Dr. Clancy highlighted the importance of establishing a “culture of safety,” stating: “Health care professionals need to feel safe to honestly acknowledge errors or ‘near misses’ within the institutions in which they practice. Institutions also need to feel safe to seek help in identifying and resolving organizational and system-based threats to patient safety without retribution.”

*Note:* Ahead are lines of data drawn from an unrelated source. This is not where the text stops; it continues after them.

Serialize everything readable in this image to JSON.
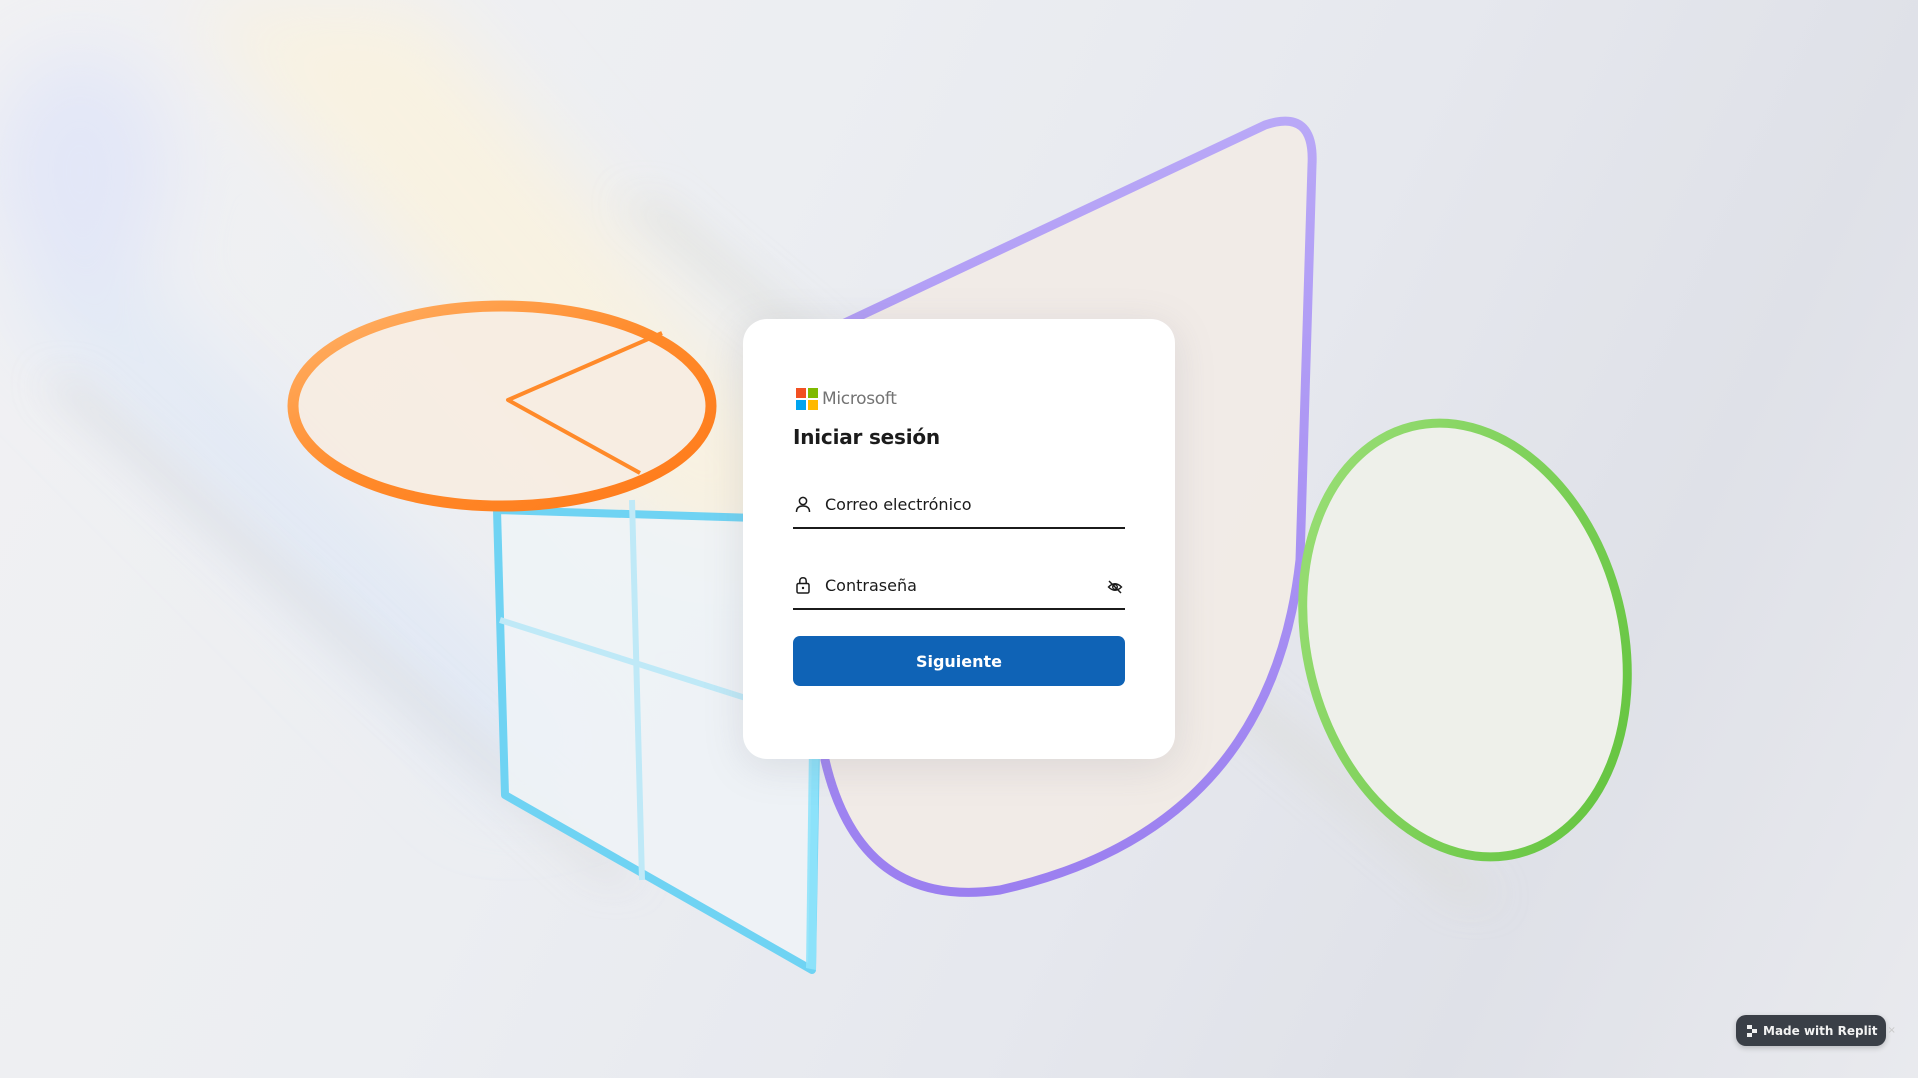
{
  "brand": {
    "name": "Microsoft",
    "logo_colors": [
      "#f25022",
      "#7fba00",
      "#00a4ef",
      "#ffb900"
    ]
  },
  "login": {
    "title": "Iniciar sesión",
    "email_placeholder": "Correo electrónico",
    "password_placeholder": "Contraseña",
    "next_label": "Siguiente"
  },
  "icons": {
    "email": "user-icon",
    "password": "lock-icon",
    "visibility": "eye-off-icon"
  },
  "colors": {
    "primary": "#0f63b6",
    "text": "#1b1b1b"
  },
  "badge": {
    "label": "Made with Replit",
    "close": "×"
  }
}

JCAHO President Dennis O’Leary explained that JCAHO is a “private sector, not-for-profit entity dedicated to improving the safety and quality of health care provided to the public,” which “currently accredits over 15,000 organizations in the United States.” Noting that “some notable progress has been made” on safety issues, he warned that “we may actually be falling further behind as new drugs, procedures and technologies are introduced every day.” Dr. O’Leary defined “the creation of organization cultures of safety which embrace continuous attention to safety-focused, systems improvement efforts” as “the most significant near-term opportunities for achieving major advancements in patient safety.” He said that the new International Center for Patient Safety, established by JCAHO in March 2005, includes a website that “will serve as a central repository of resources and information related to all aspects of patient safety.” The site also is designed to “become the focus of the Center’s effort to create a worldwide collaborative network of patient safety leadership organizations.”

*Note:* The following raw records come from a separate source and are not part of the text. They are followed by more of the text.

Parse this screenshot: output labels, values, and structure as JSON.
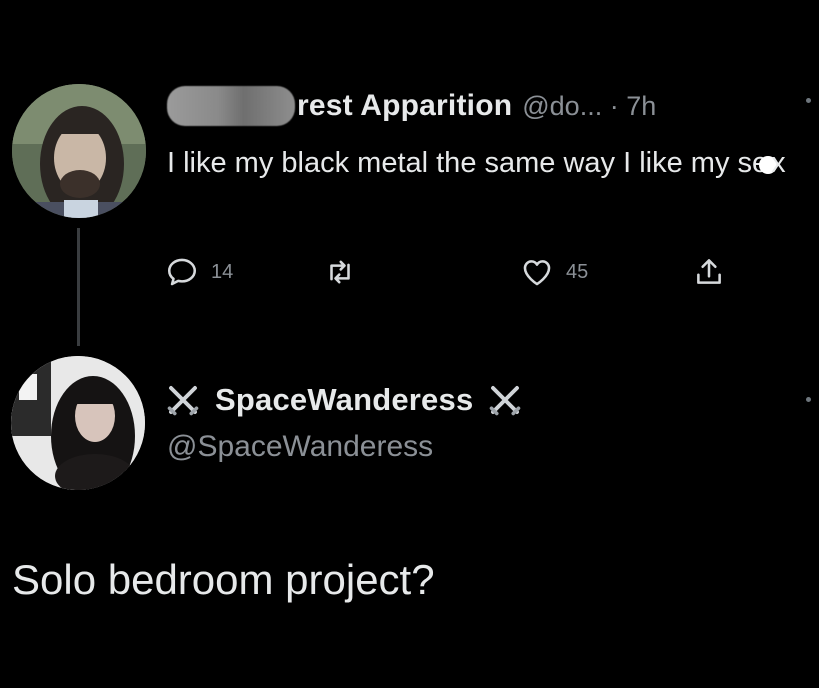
{
  "tweet": {
    "avatar_icon": "profile-photo-man-long-hair",
    "display_name": "rest Apparition",
    "meta": "@do... · 7h",
    "text": "I like my black metal the same way I like my se",
    "text_tail": "x",
    "actions": {
      "reply_icon": "reply-icon",
      "reply_count": "14",
      "retweet_icon": "retweet-icon",
      "like_icon": "heart-icon",
      "like_count": "45",
      "share_icon": "share-icon"
    }
  },
  "reply": {
    "avatar_icon": "profile-photo-woman-dark-hair",
    "display_name": "SpaceWanderess",
    "name_emoji": "crossed-swords-icon",
    "handle": "@SpaceWanderess",
    "text": "Solo bedroom project?"
  },
  "colors": {
    "background": "#000000",
    "primary_text": "#e7e9ea",
    "secondary_text": "#8b9096"
  }
}
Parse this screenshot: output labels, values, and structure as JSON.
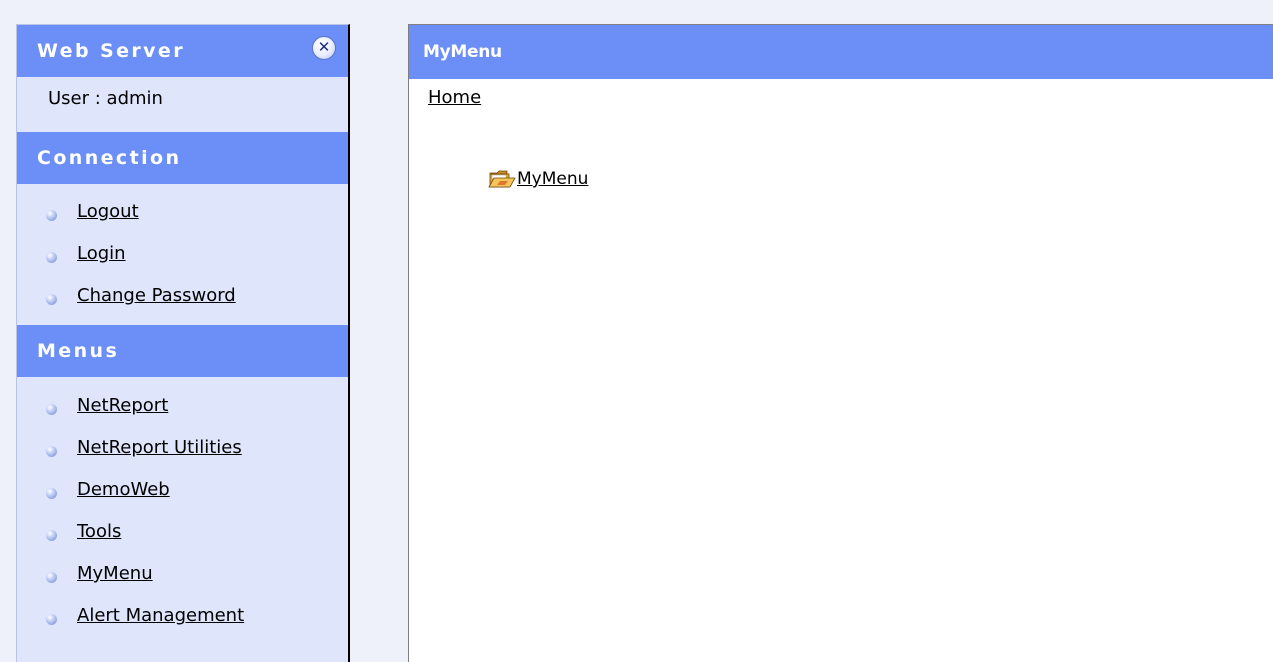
{
  "sidebar": {
    "title": "Web Server",
    "close_icon": "close-icon",
    "user_line": "User : admin",
    "sections": {
      "connection": {
        "title": "Connection",
        "items": [
          {
            "label": "Logout"
          },
          {
            "label": "Login"
          },
          {
            "label": "Change Password"
          }
        ]
      },
      "menus": {
        "title": "Menus",
        "items": [
          {
            "label": "NetReport"
          },
          {
            "label": "NetReport Utilities"
          },
          {
            "label": "DemoWeb"
          },
          {
            "label": "Tools"
          },
          {
            "label": "MyMenu"
          },
          {
            "label": "Alert Management"
          }
        ]
      }
    }
  },
  "main": {
    "title": "MyMenu",
    "breadcrumb": "Home",
    "folder": {
      "label": "MyMenu",
      "icon": "folder-open-icon"
    }
  },
  "colors": {
    "header_blue": "#6b8ef7",
    "sidebar_bg": "#dfe6fb",
    "page_bg": "#eef0fa"
  }
}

National Partnership for Women & Families (NPWF) Director of Health Policy Jane Loewenson stated, “The National Partnership is committed to improving the quality of our health care system because health care is central to the vitality and economic security of women and their families. The responsibility to make health care decisions for their families often falls to women. Yet there is very little meaningful information to help with such important decisions as choosing a doctor or hospital…Not only do we believe people have a right to this information, there is strong evidence that measurement drives quality improvement and that quality improves even more dramatically when information is publicly reported.”

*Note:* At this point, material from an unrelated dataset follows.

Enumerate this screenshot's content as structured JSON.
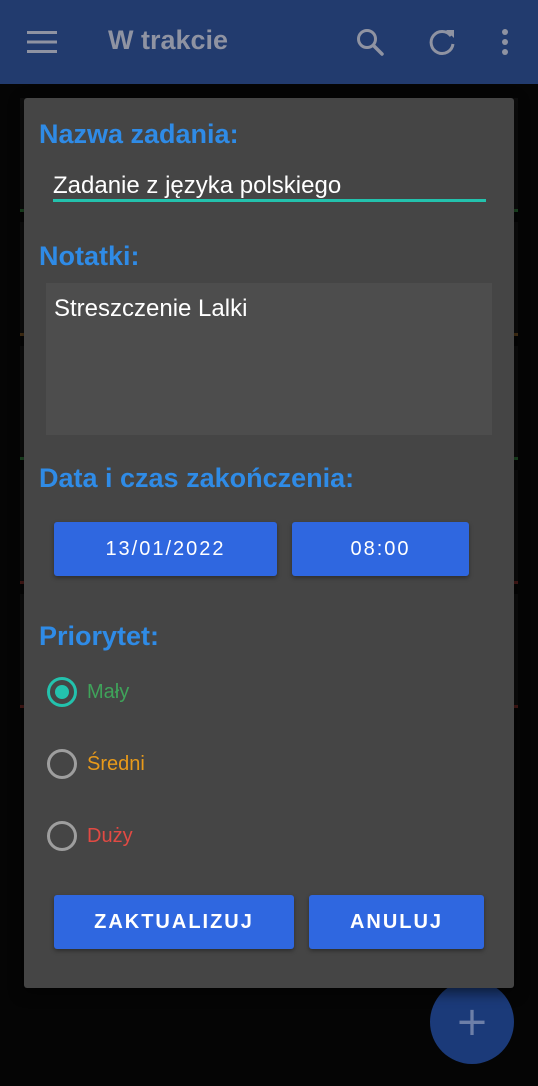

Ms. Loewenson described the NPWF’s newly created Consumer-Purchaser Disclosure Project, “a coalition of large employers, business coalitions, and consumer organizations and labor unions that have united around a common goal of making our health care system more transparent by: 1) championing performance measures that reflect consumer and purchase needs through the National Quality Forum’s (NQF) consensus-based endorsement process; 2) encouraging the implementation and public reporting of NQF-endorsed measures by public and private purchasers, accreditation bodies, health plans, and other key stakeholders; and 3) encouraging the development of new standardized quality measures such as infection or complication rates, or patients’ experience with providers, so that consumers and purchasers have a more meaningful picture of the quality of care.” Additionally, she said, the NPWF “recently launched a major initiative, with support from Robert Wood Johnson Foundation, to engage consumer advocates at the local, state, and national level on these issues.”

Regarding legislation on patient safety, Ms. Loewenson stated, “The legislation should provide a clear definition of patient safety information. A certain level of confidentiality and protection from legal discovery is needed to encourage the voluntary reporting of medical errors and near misses. This protection, however, should not shield information from a patient that they would otherwise have access to, nor should it preclude information where appropriate, from use in criminal proceedings. Legislation should also protect federal, state, and local reporting requirements, such as those for public health.”